The discovery suggests that the Kuiper Belt — a cold region beyond the orbit of Neptune — should contain a small fraction of rocky bodies from the inner Solar System, such as carbon-rich asteroids, referred to as carbonaceous asteroids. It also provides strong support for these theoretical models of our Solar System’s troubled youth.

PR Image eso1814b Orbital exile
An international team of astronomers has used ESO telescopes to investigate a relic of the primordial Solar System. The team found that the unusual Kuiper Belt Object 2004 EW95 is a carbon-rich asteroid, the first of its kind to be confirmed in the cold outer reaches of the Solar System. The red line in this image shows the orbit of 2004 EW95, with the orbits of other Solar System bodies shown in green for comparison.

After painstaking measurements from multiple instruments at ESO’s Very Large Telescope (VLT), a small team of astronomers led by Tom Seccull of Queen’s University Belfast in the UK was able to measure the composition of the anomalous Kuiper Belt Object 2004 EW95, and thus determine that it is a carbonaceous asteroid. This suggests that it originally formed in the inner Solar System and must have since migrated outwards.

The team observed 2004 EW95 with the X-Shooter and FORS2 instruments on the VLT. The sensitivity of these spectrographs allowed the team to obtain more detailed measurements of the pattern of light reflected from the asteroid and thus infer its composition.

However, even with the impressive light-collecting power of the VLT, 2004 EW95 was still difficult to observe. Though the object is 300 kilometers across, it is currently a colossal four billion kilometers from Earth, making gathering data from its dark, carbon-rich surface a demanding scientific challenge.

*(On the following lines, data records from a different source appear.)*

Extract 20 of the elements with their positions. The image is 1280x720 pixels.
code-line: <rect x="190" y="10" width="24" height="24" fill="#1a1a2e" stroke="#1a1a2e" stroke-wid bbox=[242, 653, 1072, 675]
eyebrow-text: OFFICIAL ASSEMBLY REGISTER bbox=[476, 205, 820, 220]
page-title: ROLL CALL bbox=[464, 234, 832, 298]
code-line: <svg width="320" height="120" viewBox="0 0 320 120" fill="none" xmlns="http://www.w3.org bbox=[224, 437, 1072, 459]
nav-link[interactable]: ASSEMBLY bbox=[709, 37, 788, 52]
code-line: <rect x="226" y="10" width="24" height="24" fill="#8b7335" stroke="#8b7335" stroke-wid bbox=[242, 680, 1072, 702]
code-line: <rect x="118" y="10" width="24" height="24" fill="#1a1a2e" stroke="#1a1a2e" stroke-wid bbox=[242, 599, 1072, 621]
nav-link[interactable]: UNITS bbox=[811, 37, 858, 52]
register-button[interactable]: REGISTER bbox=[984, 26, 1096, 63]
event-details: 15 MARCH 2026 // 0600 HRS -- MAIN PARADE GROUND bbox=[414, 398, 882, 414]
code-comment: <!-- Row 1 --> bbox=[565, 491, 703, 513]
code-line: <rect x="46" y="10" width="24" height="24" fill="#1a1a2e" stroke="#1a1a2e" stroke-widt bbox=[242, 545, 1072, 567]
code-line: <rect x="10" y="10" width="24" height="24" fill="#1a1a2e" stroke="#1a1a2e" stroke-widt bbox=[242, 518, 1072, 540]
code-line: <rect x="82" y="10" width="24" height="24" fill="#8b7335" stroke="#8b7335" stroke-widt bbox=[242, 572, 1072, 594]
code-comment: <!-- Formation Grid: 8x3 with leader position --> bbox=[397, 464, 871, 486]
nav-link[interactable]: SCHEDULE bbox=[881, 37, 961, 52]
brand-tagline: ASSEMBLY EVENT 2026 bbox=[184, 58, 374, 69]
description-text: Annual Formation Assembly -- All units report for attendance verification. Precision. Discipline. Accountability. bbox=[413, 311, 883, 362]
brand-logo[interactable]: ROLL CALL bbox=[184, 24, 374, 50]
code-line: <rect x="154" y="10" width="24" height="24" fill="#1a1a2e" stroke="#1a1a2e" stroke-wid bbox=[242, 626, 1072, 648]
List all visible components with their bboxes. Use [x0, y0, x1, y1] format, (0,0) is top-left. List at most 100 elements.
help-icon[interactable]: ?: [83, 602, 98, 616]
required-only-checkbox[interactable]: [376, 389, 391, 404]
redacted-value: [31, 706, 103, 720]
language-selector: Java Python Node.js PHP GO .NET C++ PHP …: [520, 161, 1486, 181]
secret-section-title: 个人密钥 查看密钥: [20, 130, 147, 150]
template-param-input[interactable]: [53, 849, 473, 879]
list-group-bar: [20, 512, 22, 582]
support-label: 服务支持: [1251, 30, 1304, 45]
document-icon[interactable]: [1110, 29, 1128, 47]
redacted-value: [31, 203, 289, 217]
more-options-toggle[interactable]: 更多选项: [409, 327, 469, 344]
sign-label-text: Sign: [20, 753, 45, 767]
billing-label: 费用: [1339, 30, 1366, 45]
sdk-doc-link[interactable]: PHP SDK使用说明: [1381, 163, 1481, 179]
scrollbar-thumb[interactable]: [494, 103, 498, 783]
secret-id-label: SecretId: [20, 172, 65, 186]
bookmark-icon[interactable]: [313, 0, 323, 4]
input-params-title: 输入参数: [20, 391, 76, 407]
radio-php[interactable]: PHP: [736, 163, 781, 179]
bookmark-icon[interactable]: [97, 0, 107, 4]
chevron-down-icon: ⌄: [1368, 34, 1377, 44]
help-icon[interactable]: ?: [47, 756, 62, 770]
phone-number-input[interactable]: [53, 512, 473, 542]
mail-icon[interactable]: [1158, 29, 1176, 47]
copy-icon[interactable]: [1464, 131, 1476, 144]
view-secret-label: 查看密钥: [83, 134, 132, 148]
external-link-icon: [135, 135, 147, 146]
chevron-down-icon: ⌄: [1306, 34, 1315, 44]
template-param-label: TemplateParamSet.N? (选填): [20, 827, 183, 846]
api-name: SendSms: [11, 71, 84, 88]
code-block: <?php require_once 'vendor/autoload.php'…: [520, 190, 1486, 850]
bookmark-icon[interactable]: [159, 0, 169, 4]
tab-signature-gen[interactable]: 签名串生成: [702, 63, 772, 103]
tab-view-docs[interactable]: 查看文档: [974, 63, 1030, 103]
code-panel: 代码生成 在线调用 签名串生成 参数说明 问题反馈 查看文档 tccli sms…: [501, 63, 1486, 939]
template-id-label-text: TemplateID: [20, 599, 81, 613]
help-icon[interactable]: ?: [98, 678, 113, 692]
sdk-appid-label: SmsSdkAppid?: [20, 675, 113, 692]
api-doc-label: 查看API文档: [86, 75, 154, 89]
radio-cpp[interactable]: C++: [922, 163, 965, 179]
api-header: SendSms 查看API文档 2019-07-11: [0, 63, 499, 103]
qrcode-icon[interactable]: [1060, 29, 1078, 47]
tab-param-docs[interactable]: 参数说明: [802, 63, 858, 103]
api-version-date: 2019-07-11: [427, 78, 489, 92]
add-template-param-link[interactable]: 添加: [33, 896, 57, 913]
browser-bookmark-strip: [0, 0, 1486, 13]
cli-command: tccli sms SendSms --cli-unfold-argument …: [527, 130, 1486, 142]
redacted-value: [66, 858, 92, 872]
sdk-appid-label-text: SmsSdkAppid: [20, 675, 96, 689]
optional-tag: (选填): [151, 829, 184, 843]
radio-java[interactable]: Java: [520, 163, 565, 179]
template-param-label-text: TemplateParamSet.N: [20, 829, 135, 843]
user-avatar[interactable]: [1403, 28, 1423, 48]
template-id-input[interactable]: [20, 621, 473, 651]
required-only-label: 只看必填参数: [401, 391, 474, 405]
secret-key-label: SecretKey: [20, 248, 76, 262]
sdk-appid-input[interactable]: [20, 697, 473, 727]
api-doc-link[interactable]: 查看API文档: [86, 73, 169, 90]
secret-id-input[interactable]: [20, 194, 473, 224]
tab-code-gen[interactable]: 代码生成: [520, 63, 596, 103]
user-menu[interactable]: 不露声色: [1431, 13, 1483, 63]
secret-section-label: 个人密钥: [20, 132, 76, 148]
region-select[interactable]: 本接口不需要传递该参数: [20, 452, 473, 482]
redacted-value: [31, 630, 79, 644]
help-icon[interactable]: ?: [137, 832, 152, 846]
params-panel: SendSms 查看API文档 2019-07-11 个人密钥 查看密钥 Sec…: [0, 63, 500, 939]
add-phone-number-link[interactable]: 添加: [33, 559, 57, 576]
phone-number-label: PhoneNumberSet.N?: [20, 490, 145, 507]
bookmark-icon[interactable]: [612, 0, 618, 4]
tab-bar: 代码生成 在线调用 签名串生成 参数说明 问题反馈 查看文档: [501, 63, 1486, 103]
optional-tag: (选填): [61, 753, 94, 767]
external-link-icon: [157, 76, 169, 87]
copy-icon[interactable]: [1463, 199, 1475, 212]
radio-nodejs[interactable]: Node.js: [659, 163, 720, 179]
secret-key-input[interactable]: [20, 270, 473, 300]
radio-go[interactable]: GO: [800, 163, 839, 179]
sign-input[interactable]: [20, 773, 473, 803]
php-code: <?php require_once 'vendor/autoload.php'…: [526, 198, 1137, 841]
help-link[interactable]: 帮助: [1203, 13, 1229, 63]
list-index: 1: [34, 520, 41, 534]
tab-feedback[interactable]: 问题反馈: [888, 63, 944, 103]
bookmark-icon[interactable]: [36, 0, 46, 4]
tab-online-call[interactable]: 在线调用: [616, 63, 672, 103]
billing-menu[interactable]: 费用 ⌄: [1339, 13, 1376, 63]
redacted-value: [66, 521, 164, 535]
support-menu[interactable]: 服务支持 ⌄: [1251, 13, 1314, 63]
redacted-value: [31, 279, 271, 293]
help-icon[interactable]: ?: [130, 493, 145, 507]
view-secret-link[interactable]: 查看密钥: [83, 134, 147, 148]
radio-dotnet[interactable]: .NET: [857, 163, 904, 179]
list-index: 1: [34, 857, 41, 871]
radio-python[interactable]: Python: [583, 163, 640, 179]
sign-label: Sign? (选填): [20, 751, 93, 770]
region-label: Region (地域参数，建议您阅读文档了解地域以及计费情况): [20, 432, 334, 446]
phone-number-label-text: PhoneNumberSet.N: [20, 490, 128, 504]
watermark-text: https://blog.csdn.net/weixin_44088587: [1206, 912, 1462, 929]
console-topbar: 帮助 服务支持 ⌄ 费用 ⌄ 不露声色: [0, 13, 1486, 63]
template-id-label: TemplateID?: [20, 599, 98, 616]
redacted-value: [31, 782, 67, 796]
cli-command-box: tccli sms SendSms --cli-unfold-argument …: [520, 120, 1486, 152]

Co-author Thomas Puzia from the Pontificia Universidad Católica de Chile said, “It’s like observing a giant mountain of coal against the pitch-black canvas of the night sky. Not only is 2004 EW95 moving, it’s also very faint. We had to use a pretty advanced data processing technique to get as much out of the data as possible.”

Two features of the object’s spectra were particularly eye-catching and corresponded to the presence of ferric oxides and phyllosilicates. The presence of these materials had never before been confirmed in a KBO, and they strongly suggest that 2004 EW95 formed in the inner Solar System.

Seccull concludes: “Given 2004 EW95’s present-day abode in the icy outer reaches of the Solar System, this implies that it has been flung out into its present orbit by a migratory planet in the early days of the Solar System.”

“While there have been previous reports of other ‘atypical’ Kuiper Belt Object spectra, none were confirmed to this level of quality,” comments Olivier Hainaut, an ESO astronomer who was not part of the team. “The discovery of a carbonaceous asteroid in the Kuiper Belt is a key verification of one of the fundamental predictions of dynamical models of the early Solar System.”